Posté par nofim le 2 septembre 2024

jacques  halbronn  De l’effet Mars (Gauquelin) à l’effet Saturne (Halbronn)  

La France aura été le théatre de deux découvertes majeures en Astrologie, respectivement connues sous le nom de l’effet Mars et de l’effet Saturne

Sur le web
« L’effet Mars est le nom donné à une hypothétique corrélation, dont l’existence a été avancée dans les années 1950 par Michel Gauquelin, entre la destinée de certains sportifs et la position de la planète Mars par rapport à l’horizon et au méridien géographique au moment de leur naissance. »

L’intérêt majeur de ces deux  avancées épistémologiques tient au refus des combinatoires entre planétes. Ces deux chercheurs, nés à  20 ans d’intervalle ont compris d’instinct que l’astrologie n’avait rien à gagner à jouer la carte du panachage. Ils annoncent l’un et l’autre la mort du thème natal, en tant que « carte du ciel » à relier à un événement ou à une personnalité. On peut donc parler d’un courant monoplanétaire propre à l’Ecole Française d’Astrologie, aux antipodes de l’indice cyclique d’André Barbault, lequel se veut comme une sorte de synthèse, de précipité de cinq planétes ‘lentes » (de Jupiter jusqu’à Pluton)

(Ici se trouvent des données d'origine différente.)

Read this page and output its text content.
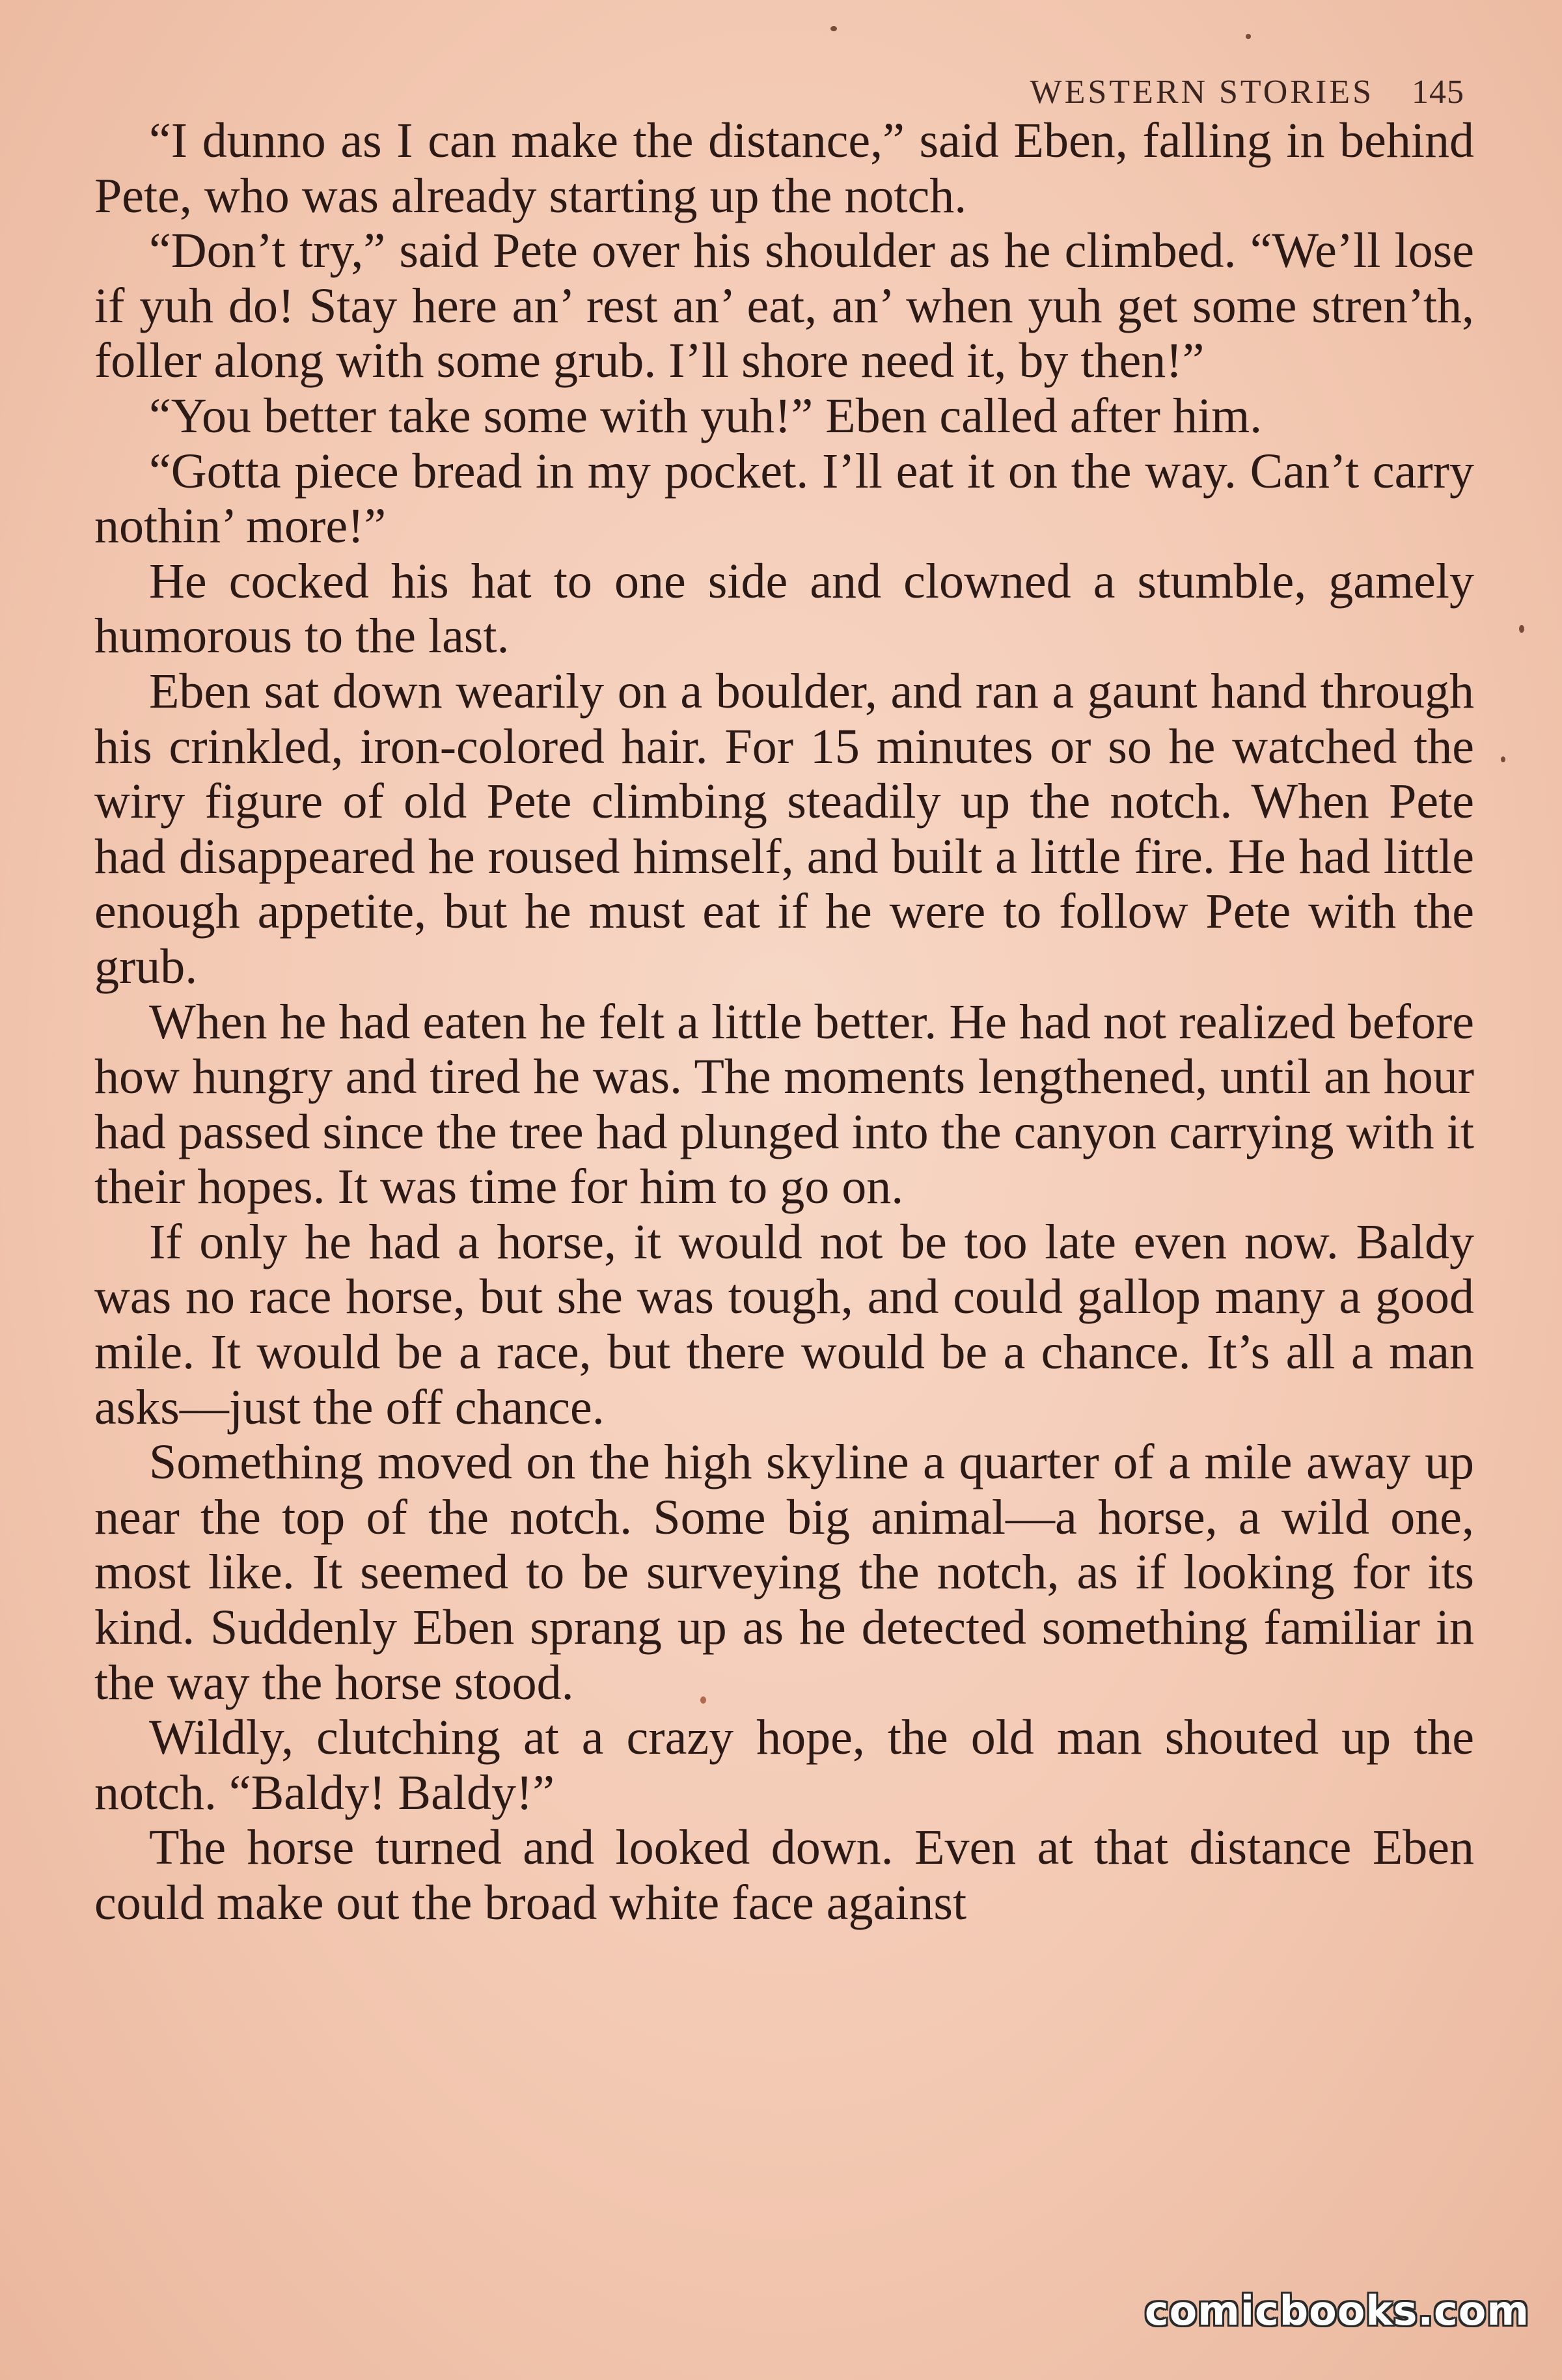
WESTERN STORIES 145

“I dunno as I can make the distance,” said Eben, falling in behind Pete, who was already starting up the notch.

“Don’t try,” said Pete over his shoulder as he climbed. “We’ll lose if yuh do! Stay here an’ rest an’ eat, an’ when yuh get some stren’th, foller along with some grub. I’ll shore need it, by then!”

“You better take some with yuh!” Eben called after him.

“Gotta piece bread in my pocket. I’ll eat it on the way. Can’t carry nothin’ more!”

He cocked his hat to one side and clowned a stumble, gamely humorous to the last.

Eben sat down wearily on a boulder, and ran a gaunt hand through his crinkled, iron-colored hair. For 15 minutes or so he watched the wiry figure of old Pete climbing steadily up the notch. When Pete had disappeared he roused himself, and built a little fire. He had little enough appetite, but he must eat if he were to follow Pete with the grub.

When he had eaten he felt a little better. He had not realized before how hungry and tired he was. The moments lengthened, until an hour had passed since the tree had plunged into the canyon carrying with it their hopes. It was time for him to go on.

If only he had a horse, it would not be too late even now. Baldy was no race horse, but she was tough, and could gallop many a good mile. It would be a race, but there would be a chance. It’s all a man asks—just the off chance.

Something moved on the high skyline a quarter of a mile away up near the top of the notch. Some big animal—a horse, a wild one, most like. It seemed to be surveying the notch, as if looking for its kind. Suddenly Eben sprang up as he detected something familiar in the way the horse stood.

Wildly, clutching at a crazy hope, the old man shouted up the notch. “Baldy! Baldy!”

The horse turned and looked down. Even at that distance Eben could make out the broad white face against

comicbooks.com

On trouvera donc dans le. milieu astrologique les tenants de ces deux voies et il est désormais inacceptable qu’on en fasse l’amalgame comme se complaisent à le faire les « anti-astrologues » (astrosceptiques). Il est éminemment souhaitable que les organisateurs de Colloques astrologiques tant en France qu’ailleurs, accordent la place qu’il mérite à un tel débat lequel ne peut, en tout état de cause, que de rehausser l’image de l’Astrologie. 

Il s’agit là  d’une rupture avec l’astronomie en ce que les travaux de Gauquelin et de Halbronn  ne  retiennent pas dans leur modéle les planétes transsaturniennes  ni les luminaires. En revanche,  leurs travaux  accordent la plus grande importance au mouvement diurne chez Gauquelin (décédé en 1991)  et au cycle saisonnier chez  Halbronn. Une différence majeure entre ces deux chercheurs tient au fait qu’Halbronn pratique une approche cyclique et prévisionnelle  (sur la base d’intervalles de 7 et 14 ans) alors que Gauquelin en reste à une forme de caractérologie constante, prenant la reléve de l’astrologie du signe de naissance. Le temps gauquelinien  se joue avec la plus grande précision de l’heure de naissance alors que le temps halbronnien  n’en tient pas compte et donne du temps au temps.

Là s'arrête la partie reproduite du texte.